Geography
- Location: 801 7th Ave., Fort Worth, Texas, United States
- Coordinates: 32°44′11″N 97°20′27″W﻿ / ﻿32.73648°N 97.3408°W

Services
- Emergency department: Level II Pediatric Trauma Center
- Beds: 443

Helipads
- Helipad: FAA LID: XA36
| Number | Length |  | Surface |
| ft | m |
| H1 | 50 x 50 | 15 × 15 | rooftop |
| H2 | 50 x 50 | 15 × 15 | rooftop |

History
- Founded: 1918

Links
- Website: www.cookchildrens.org
- Lists: Hospitals in Texas

= Cook Children's Medical Center =

Cook Children's Medical Center is a not-for-profit pediatric hospital located in Fort Worth, Texas. One of the largest freestanding pediatric medical centers in the U.S., Cook Children's main campus is located in Tarrant County. The hospital provides comprehensive pediatric specialties and subspecialties to infants, children, teens, and young adults aged 0–21 throughout the Dallas-Fort Worth metro and the greater region. Cook Children's also has an ACS verified level II pediatric trauma center. The hospital has a rooftop helipad for the critical transport of pediatric patients to and from the hospital.

== History ==
The first children's hospital in the area began with the organization of the Fort Worth Free Baby Hospital on March 21, 1918. The hospital opened its doors with only 30 beds. A second floor was added in 1922 to include care for older children and adolescents and the hospital was eventually renamed The Fort Worth Children's Hospital.

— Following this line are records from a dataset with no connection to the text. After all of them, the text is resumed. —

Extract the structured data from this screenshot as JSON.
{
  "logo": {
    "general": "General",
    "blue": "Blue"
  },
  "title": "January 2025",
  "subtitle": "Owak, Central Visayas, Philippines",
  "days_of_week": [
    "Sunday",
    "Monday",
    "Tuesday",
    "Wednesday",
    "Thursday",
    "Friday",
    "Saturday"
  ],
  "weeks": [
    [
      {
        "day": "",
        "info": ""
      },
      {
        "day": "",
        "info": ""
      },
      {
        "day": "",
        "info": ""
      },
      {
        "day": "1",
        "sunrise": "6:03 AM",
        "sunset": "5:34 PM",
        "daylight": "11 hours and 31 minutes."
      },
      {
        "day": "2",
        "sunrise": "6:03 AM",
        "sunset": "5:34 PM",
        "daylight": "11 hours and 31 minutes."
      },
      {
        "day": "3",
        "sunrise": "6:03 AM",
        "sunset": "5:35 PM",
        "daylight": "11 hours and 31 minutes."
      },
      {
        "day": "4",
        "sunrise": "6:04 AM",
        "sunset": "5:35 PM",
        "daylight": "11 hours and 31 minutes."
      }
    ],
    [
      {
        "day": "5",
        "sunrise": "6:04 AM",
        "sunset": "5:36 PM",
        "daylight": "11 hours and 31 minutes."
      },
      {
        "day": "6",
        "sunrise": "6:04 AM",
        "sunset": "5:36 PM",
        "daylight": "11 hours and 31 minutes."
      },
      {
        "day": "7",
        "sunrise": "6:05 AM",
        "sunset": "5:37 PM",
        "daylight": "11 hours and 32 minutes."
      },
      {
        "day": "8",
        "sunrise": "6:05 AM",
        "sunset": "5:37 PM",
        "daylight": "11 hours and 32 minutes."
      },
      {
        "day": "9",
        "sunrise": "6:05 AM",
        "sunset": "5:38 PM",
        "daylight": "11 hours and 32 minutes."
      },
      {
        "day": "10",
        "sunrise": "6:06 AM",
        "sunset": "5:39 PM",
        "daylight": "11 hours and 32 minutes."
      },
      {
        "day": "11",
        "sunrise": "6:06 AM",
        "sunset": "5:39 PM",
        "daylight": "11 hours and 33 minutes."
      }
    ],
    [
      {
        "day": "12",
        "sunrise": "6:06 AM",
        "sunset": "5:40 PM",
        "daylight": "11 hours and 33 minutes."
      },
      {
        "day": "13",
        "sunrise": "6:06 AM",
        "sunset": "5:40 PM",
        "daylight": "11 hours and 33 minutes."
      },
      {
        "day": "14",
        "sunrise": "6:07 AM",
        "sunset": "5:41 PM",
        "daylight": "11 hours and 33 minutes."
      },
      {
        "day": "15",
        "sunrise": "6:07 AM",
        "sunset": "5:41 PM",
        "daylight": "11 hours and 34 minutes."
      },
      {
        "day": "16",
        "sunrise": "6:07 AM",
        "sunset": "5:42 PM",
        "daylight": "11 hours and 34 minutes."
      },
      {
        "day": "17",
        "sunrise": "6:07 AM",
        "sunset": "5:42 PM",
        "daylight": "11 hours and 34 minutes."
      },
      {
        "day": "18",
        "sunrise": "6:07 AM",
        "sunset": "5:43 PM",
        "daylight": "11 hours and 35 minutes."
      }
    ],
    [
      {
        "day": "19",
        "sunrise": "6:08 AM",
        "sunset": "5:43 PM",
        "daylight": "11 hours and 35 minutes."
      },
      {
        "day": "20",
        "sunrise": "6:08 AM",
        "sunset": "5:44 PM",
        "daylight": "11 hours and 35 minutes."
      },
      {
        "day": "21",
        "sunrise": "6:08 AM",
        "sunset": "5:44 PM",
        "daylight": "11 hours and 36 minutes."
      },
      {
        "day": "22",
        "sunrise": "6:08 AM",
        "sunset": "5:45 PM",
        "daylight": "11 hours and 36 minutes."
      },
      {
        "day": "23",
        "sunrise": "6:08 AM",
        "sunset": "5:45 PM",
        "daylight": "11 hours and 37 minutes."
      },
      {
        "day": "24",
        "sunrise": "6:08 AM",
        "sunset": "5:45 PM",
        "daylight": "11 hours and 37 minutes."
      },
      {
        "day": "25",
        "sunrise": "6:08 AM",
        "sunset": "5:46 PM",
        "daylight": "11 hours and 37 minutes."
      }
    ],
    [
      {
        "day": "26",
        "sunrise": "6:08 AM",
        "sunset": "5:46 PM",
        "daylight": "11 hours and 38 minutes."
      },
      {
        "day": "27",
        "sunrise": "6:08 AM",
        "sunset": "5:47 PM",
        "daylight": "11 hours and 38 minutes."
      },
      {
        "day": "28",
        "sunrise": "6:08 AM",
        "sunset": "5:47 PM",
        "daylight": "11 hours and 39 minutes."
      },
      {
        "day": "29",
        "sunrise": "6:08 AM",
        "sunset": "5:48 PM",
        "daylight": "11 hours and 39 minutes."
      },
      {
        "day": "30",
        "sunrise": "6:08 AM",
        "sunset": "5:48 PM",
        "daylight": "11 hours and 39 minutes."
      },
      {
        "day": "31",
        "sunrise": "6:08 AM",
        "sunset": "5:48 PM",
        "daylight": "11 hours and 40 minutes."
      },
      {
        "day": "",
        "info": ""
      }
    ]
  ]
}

In 1961, the hospital was expanded to a new location to support the influx of children due to the polio outbreak. In 1985, the hospital merged with Cook Children's Hospital to become Fort Worth Children's Medical Center, and in 1989, the facility was renamed Cook Children's Medical Center. Since 1995, the medical center has been a part of the Cook Children's Health Care system. A not-for-profit organization, the system comprises eight companies, including the Medical Center, Physician Network, Home Health, Northeast Hospital, Pediatric Surgery Center, Health Plan, Health Services Inc., and Health Foundation.

In 2006, Garth Brooks donated 4.5 million dollars for a new MRI machine. It was first used on February 20, 2007.
When Hurricane Katrina first hit New Orleans in August 2005, Cook Children's (along with other hospitals) sent helicopters and personnel to Tulane Medical Center, Ochsner, and CHNOLA in order to help evacuate pediatric patients from the hospital.

Today, Cook Children's is one of the largest pediatric health care systems in the southwest with over 1 million patient encounters each year through its more than 60 pediatric medical offices and specialty clinics.

Cook Children's 430-bed medical center includes a level IV neonatal intensive care unit, providing the highest level of care possible for micro-preemies, premature babies, newborns and infants. Cook Children's emergency department was expanded in 2016 and sees over 120,000 patients each year. With the expansion of the new south tower in 2017, the medical opened a pediatric behavioral health center with inpatient and outpatient services to address the shortage the nation faces in mental and behavioral health programs for children and adolescents. The nationally accredited heart center also expanded its cardiac intensive care unit and cardiothoracic surgery unit and added its 3-D technology lab.

==Facilities==
Cook Children Medical Center is a 530,000 square foot facility with 452 licensed beds. The level II trauma center provides 24-hour emergency care and treats more than 100,000 patients annually. Cook Children's Teddy Bear Transport team provided 3,555 patient transports in 2016.

The main campus in Fort Worth and the Prosper campus, in Prosper, TX, are part of the Cook Children’s Health Care System: a not-for-profit organization that includes three surgery centers, 43 pediatric medical offices, and more than 60 specialty clinics.

== Awards ==
Cook Children's is consistently recognized as one of the best children's hospitals in the nation by U.S. News & World Report, is a four-time Magnet designated hospital and was named a Leapfrog Group Top Hospital in 2015.